Да слышит ли он то, что я говорю? Он не добавляет ни слова, не двигается с места. Он пригласил меня единственно для того, чтобы высказать мне это предостережение (или совет — тут выбирать мне); ему нечего было сказать мне сверх этого, теперь я знаю.
Он прекрасно обо всем осведомлен. Мое желание объясниться, более того, пошутить с ним, засыпать его всевозможными вопросами, и прежде всего — почему он вдруг стал таким неуловимым, улетучивается. Я думаю: что бы я ни сказал, все будет напрасным. Теперь, в сравнении, наша недавняя неудача с феллахами представляется мне куда менее сокрушительной.

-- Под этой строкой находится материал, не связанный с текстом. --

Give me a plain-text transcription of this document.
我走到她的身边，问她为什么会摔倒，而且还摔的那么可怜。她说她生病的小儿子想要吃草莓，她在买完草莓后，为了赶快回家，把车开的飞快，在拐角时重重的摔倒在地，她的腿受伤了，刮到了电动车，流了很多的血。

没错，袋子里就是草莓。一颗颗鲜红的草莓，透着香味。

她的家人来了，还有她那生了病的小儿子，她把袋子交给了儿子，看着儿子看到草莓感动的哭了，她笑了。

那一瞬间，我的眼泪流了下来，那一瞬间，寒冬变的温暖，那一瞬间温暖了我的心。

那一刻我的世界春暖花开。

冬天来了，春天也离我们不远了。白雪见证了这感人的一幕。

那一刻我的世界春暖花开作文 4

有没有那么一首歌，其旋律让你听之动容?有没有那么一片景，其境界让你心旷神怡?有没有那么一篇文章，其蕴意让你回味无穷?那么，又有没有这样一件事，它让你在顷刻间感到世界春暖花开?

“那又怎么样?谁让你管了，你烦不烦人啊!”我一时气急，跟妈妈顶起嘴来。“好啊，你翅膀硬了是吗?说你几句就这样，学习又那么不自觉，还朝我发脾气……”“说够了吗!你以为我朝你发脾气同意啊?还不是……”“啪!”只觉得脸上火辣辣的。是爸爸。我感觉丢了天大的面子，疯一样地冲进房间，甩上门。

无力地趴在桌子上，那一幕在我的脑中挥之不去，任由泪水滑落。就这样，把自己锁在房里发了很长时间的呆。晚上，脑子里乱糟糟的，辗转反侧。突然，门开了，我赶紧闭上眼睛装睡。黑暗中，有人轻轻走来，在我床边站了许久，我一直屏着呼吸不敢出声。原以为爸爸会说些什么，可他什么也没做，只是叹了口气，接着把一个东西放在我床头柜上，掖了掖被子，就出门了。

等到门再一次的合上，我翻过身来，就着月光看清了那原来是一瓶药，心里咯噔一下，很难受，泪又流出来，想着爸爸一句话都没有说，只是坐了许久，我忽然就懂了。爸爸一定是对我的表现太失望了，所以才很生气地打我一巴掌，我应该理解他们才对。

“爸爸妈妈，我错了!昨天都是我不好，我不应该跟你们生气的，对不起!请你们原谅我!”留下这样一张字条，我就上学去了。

Там, у феллахов, Маджар тоже не стал настаивать. Не то чтобы он был так же обескуражен — нет, такое и в голову-то никому бы не пришло; скорее, ему там просто больше нечего было делать. И он не стал настаивать. Его глаза устремились вдаль — я словно воочию вижу его глаза, глубоко сидящие под карнизом бровей. И глаза феллаха Тижани на напряженном лице были устремлены в те же дали. Но что до него, то он, похоже, знал, с какой стороны появится человек, который возьмет под защиту его клочок земли, возьмет под защиту его самого: из тех же далей, и нечего об этом беспокоиться. А я смотрел на него и думал: он отвечает за своих гостей.
Мы натолкнулись на препятствие, перед нами словно выросла скала; только препятствие это оставалось невидимым. Но я продолжал считать ту историю со святым, принесенным в жертву, шуткой феллахов, если над ней вообще стоило размышлять. Я думал: гостеприимство здесь священно. Я думал: тронуть хоть волосок на голове гостя…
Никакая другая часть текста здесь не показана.